I’m currently working on an app and am having some “architectural confusions”.
I’m implementing my own (very simple) MVVM pattern, which ideally will only have one instance and will be updated about every 60 seconds.
When doing Xaml (Silverlight) in Windows Phone 7 on a previous App, I was able to put the ViewModel in my App class (where the application begins), I was then able to access this one model throughout the whole app after the initial loading process was done.
I’ve been searching the interwebs and downloading tutorials/samples to see if anywhere can provide a definitive answer for Windows 8 Store Apps.
And now I’m wondering if this is the correct way of working in Windows 8 Store Apps?

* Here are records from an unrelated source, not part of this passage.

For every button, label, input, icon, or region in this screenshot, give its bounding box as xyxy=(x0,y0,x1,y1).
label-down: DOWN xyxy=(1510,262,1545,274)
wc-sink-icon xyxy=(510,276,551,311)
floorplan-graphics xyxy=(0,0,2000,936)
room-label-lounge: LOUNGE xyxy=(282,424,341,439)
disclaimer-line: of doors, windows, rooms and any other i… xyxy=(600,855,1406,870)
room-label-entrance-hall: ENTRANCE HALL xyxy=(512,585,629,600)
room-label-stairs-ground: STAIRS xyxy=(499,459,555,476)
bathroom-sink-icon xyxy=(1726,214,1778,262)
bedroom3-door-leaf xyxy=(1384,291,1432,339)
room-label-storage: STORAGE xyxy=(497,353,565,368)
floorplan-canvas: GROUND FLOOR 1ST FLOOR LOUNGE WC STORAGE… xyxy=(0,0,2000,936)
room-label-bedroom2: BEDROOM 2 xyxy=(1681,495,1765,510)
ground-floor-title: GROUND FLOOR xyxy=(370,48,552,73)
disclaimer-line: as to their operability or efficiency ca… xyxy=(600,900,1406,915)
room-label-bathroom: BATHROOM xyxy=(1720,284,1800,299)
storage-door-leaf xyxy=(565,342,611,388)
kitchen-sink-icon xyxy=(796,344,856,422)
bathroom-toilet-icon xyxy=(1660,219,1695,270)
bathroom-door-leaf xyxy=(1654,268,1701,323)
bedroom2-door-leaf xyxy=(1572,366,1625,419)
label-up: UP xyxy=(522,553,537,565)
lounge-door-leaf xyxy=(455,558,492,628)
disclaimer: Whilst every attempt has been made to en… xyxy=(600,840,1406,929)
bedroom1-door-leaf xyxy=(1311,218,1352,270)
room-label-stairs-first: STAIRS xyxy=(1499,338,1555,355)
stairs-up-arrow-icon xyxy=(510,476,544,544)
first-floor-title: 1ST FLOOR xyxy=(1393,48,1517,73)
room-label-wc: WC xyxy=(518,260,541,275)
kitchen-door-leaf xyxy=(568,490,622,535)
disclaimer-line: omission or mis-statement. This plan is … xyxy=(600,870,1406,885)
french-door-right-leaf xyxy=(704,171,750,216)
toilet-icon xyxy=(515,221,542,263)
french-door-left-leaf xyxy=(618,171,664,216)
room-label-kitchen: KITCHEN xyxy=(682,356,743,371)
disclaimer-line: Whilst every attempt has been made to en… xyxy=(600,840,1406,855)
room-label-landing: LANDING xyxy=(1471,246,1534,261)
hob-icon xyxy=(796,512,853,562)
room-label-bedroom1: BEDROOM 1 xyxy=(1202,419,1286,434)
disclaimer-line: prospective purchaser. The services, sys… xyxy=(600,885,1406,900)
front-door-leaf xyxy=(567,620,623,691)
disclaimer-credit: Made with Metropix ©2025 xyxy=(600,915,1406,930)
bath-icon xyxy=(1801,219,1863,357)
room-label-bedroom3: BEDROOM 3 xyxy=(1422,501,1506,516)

Here are a couple of ways of working that I have explored:
- Having the ViewModel in the MainPage.cs file, then on each navigate method I have been passing the ViewModel as a page parameter for the next page to use.
- Having the ViewModel in the App.cs file, tried this but can’t seem to access this from any other page
- Having a static ViewModel class, which holds all of the information for the application. Not seen any other projects/samples which have done this so I’m a bit reluctant to “break away” from the norm and do this.
I’m sure this has been thought about and there is a way of doing this in Windows 8 Store Apps, however I’m stuggling to find a definitive answer and many of the official (MSDN) samples/tutorials that I have come across do not really address this issue. Many of the samples seem to cover very small aspects of the available APIs.
In summary: How can I build a Windows 8 Store Application and have one ViewModel that I all pages can bind to/use throughout the whole application?? Would this require an architectural change in terms of the Application and how the data is stored or is there a way i’ve missed that can make my ViewModel global?
Thanks again 🙂
In general most applications use a different view model for each page, so you don’t often see examples with a shared view-model. It may be better using a separate view model for each view (with page specific code), but a shared data model.
If you really want to make your ViewModel shared between all pages you could try a static ‘Instance’ property on your ViewModel (rather than a static class).